A TypeScript superset that favors more types and less typing
https://civet.dev
MIT License
1.33k stars 28 forks source link

First version of comptime (synchronous, no outer scope) #1180

Closed edemaine closed 2 months ago

edemaine commented 2 months ago

This is a first version of comptime blocks based on Rust's comptime crate. Limitations:

The elephant in the room is security. eval always feels dangerous. On the other hand, I can't immediately think of a threat model where you're running an NPM script that runs civet for compilation and it couldn't run any other command. Still, if feels a little weird that compiling with the civet CLI could run arbitrary code. But this is also inherent to macros; see e.g. how Rust's comptime crate is implemented: it runs an external copy of Rust.

Another example is editing in VSCode. As you're typing code, it will immediately run the comptime blocks on every keystroke which could take down the language server (infinite loop) or other "fun" accidents.

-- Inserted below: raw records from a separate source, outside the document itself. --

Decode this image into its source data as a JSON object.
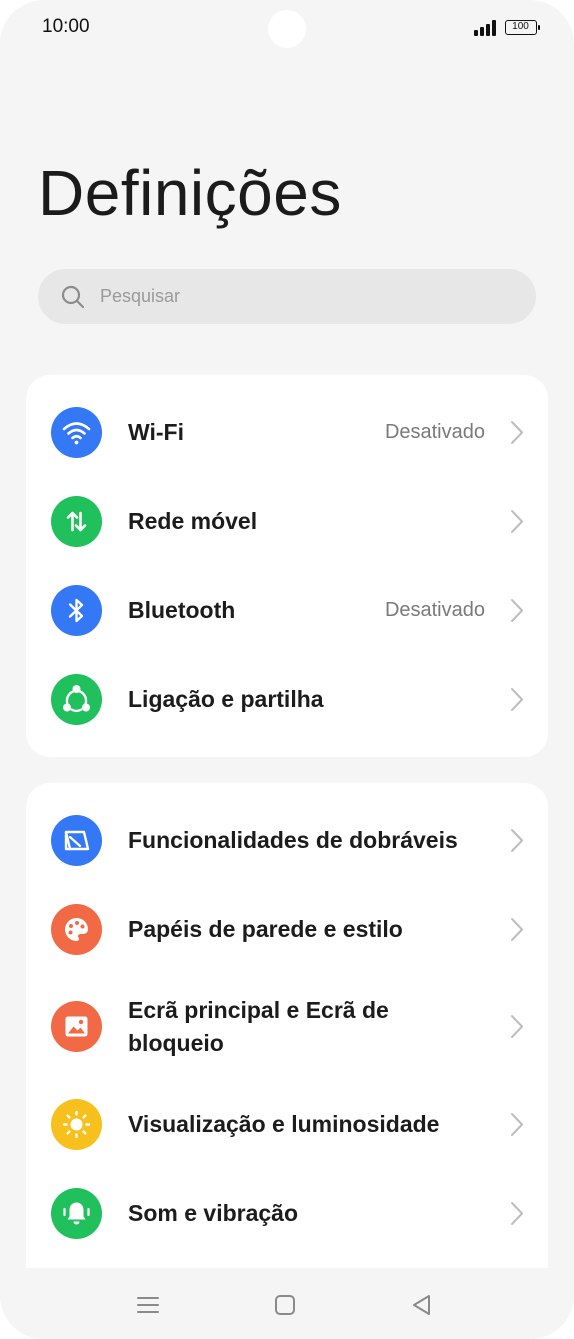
{
  "status": {
    "time": "10:00",
    "battery": "100"
  },
  "title": "Definições",
  "search": {
    "placeholder": "Pesquisar"
  },
  "colors": {
    "blue": "#3478f6",
    "green": "#20c05c",
    "orange": "#f26a45",
    "yellow": "#f7c01c"
  },
  "groups": [
    {
      "items": [
        {
          "label": "Wi-Fi",
          "value": "Desativado",
          "icon": "wifi-icon",
          "color": "#3478f6"
        },
        {
          "label": "Rede móvel",
          "icon": "mobile-data-icon",
          "color": "#20c05c"
        },
        {
          "label": "Bluetooth",
          "value": "Desativado",
          "icon": "bluetooth-icon",
          "color": "#3478f6"
        },
        {
          "label": "Ligação e partilha",
          "icon": "connection-share-icon",
          "color": "#20c05c"
        }
      ]
    },
    {
      "items": [
        {
          "label": "Funcionalidades de dobráveis",
          "icon": "foldable-icon",
          "color": "#3478f6"
        },
        {
          "label": "Papéis de parede e estilo",
          "icon": "palette-icon",
          "color": "#f26a45"
        },
        {
          "label": "Ecrã principal e Ecrã de bloqueio",
          "icon": "home-screen-icon",
          "color": "#f26a45"
        },
        {
          "label": "Visualização e luminosidade",
          "icon": "brightness-icon",
          "color": "#f7c01c"
        },
        {
          "label": "Som e vibração",
          "icon": "bell-icon",
          "color": "#20c05c"
        }
      ]
    }
  ]
}
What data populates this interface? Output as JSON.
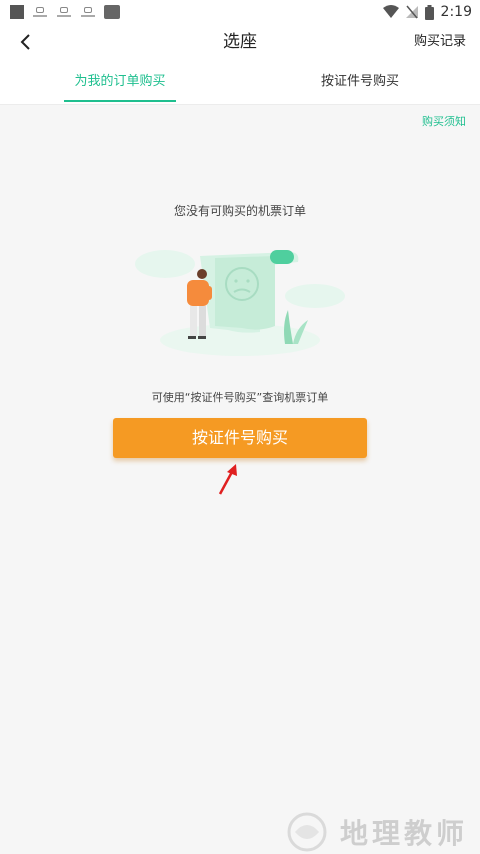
{
  "status_bar": {
    "time": "2:19"
  },
  "header": {
    "title": "选座",
    "right_link": "购买记录",
    "back_icon": "chevron-left-icon"
  },
  "tabs": [
    {
      "label": "为我的订单购买",
      "active": true
    },
    {
      "label": "按证件号购买",
      "active": false
    }
  ],
  "notice_link": "购买须知",
  "empty_state": {
    "message": "您没有可购买的机票订单",
    "illustration": "person-with-ticket-illustration",
    "hint": "可使用“按证件号购买”查询机票订单"
  },
  "primary_button": {
    "label": "按证件号购买",
    "color": "#f59a23"
  },
  "annotation": {
    "icon": "red-arrow-icon",
    "color": "#e02020"
  },
  "watermark": {
    "text": "地理教师"
  },
  "colors": {
    "accent": "#1fbf8f",
    "button": "#f59a23",
    "background": "#f6f6f6"
  }
}
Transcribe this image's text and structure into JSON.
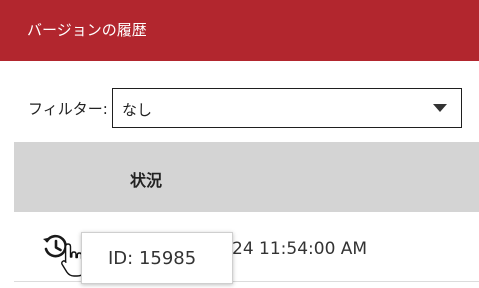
{
  "header": {
    "title": "バージョンの履歴"
  },
  "filter": {
    "label": "フィルター:",
    "selected": "なし"
  },
  "table": {
    "columns": [
      "",
      "状況"
    ],
    "rows": [
      {
        "date_visible": "24 11:54:00 AM"
      }
    ]
  },
  "tooltip": {
    "text": "ID: 15985"
  },
  "icons": {
    "history": "history-icon",
    "caret": "chevron-down-icon",
    "cursor": "hand-pointer-icon"
  },
  "colors": {
    "header_bg": "#b2262e",
    "table_header_bg": "#d4d4d4"
  }
}
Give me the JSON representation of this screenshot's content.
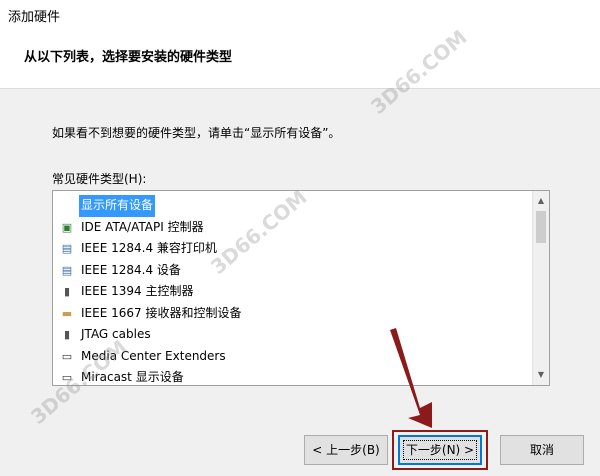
{
  "window": {
    "title": "添加硬件"
  },
  "header": {
    "heading": "从以下列表，选择要安装的硬件类型"
  },
  "instruction": "如果看不到想要的硬件类型，请单击“显示所有设备”。",
  "hardware_list": {
    "label": "常见硬件类型(H):",
    "items": [
      {
        "label": "显示所有设备",
        "icon": "none",
        "selected": true
      },
      {
        "label": "IDE ATA/ATAPI 控制器",
        "icon": "ide-controller-icon",
        "selected": false
      },
      {
        "label": "IEEE 1284.4 兼容打印机",
        "icon": "printer-icon",
        "selected": false
      },
      {
        "label": "IEEE 1284.4 设备",
        "icon": "printer-icon",
        "selected": false
      },
      {
        "label": "IEEE 1394 主控制器",
        "icon": "usb-plug-icon",
        "selected": false
      },
      {
        "label": "IEEE 1667 接收器和控制设备",
        "icon": "usb-drive-icon",
        "selected": false
      },
      {
        "label": "JTAG cables",
        "icon": "usb-plug-icon",
        "selected": false
      },
      {
        "label": "Media Center Extenders",
        "icon": "monitor-icon",
        "selected": false
      },
      {
        "label": "Miracast 显示设备",
        "icon": "monitor-icon",
        "selected": false
      }
    ]
  },
  "buttons": {
    "back": "< 上一步(B)",
    "next": "下一步(N) >",
    "cancel": "取消"
  },
  "watermarks": [
    "3D66.COM",
    "3D66.COM",
    "3D66.COM"
  ],
  "colors": {
    "selection": "#3399ff",
    "focus_border": "#0078d7",
    "annotation": "#8b1a1a"
  }
}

I feel like, at the least, we need a flag that controls comptime, and maybe the default should be off. So maybe civet --comptime to enable, or in the unplugin there's a {comptime: true} option. I haven't added this yet because I wanted to get input first on what you think is best, but it's my current thoughts.

Alternatively, we could add a comptime phase separate in between parse/prune and generate. This would have the potential advantage of keeping those phases synchronous, so only the comptime phase needs to be asynchronous. But it would make it harder to use from an API perspective. Or maybe we offer multiple top-level APIs, synchronous which forbid comptime, and asynchronous which allows it?

Also:

bbrk24 commented 2 months ago

Output must JSON.stringifyable

This is a more serious limitation than just reference cycles and custom classes. JSON.stringify silently translates [1, undefined, 3] into [1, null, 3].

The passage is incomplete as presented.